Coach's Analysis

Vertical Jumping Factors

 Another PowerStarts Secret

The counter movement of squatting down just before jumping is part of the mechanics of vertical jumping.  The counter movement involves muscles acting to slow the body and initiate the reverse of the desirable movement.  As these muscles are activated, force is increased in the tendon-muscle complex, increasing its stiffness or resistance to stretching.  The result is a storage of elastic energy in the muscles and tendons referred to as "muscular preload" or "coil".  The elastic energy builds up and then is released with the "desirable movement."

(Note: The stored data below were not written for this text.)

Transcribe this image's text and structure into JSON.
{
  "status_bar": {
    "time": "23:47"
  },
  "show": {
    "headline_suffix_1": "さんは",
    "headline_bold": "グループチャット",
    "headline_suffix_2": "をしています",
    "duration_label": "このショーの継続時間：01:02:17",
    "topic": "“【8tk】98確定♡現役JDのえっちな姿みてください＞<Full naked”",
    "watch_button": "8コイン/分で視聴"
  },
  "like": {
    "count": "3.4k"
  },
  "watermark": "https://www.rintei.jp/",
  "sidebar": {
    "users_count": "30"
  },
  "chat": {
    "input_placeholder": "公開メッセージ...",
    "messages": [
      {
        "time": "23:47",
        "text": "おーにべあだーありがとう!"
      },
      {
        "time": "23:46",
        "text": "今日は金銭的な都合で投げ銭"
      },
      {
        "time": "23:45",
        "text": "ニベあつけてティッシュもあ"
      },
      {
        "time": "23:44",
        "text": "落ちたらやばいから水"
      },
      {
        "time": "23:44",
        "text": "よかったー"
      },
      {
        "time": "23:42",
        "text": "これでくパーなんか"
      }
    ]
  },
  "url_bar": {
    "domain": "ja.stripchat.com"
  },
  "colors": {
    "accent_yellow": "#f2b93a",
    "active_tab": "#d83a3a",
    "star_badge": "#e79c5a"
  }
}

This counter movement (squatting) and desirable explosive movement (jumping) typically requires force to be developed in a time period between .20 and .35 seconds (200-350 milliseconds).  A suddenly-imposed stretch also increases neural stimulation to the muscles.

Without the sudden counter movement of squatting the resultant explosive movement is not as productive as those which employ a sudden stretch-reflex performance.

CAUTION:  Heavy-strength training in some cases might even reduce the ability of the muscles to develop force rapidly.  Training with heavy loads improves maximal isometric strength but not the maximal rate of force development that is paramount for vertical jumping enhancement.  Light load training, on the other hand, with a emphasis on speed of movement increases an athlete's ability to develop force rapidly.

Heavy strength training is of little benefit to already strong individuals who wish to perform explosive movements preceded by counter movements that are initiated from a static crouch position such as track starts, football lineman stance and starts from starting platforms for swimming.

Methods that emphasize rapid force development, high contraction velocities and use of the stretch-shorten cycle movements should be part of the training preparation for vertical jumping with emphasis on explosive power rather than strength.

Animated Photo 9

Notice the squatting down motion.  This counter movement is what causes the muscles involved to be stretched rapidly, like a rubber band.  Then the rubber band springs back, or shortens to accelerate the body by launching the body up.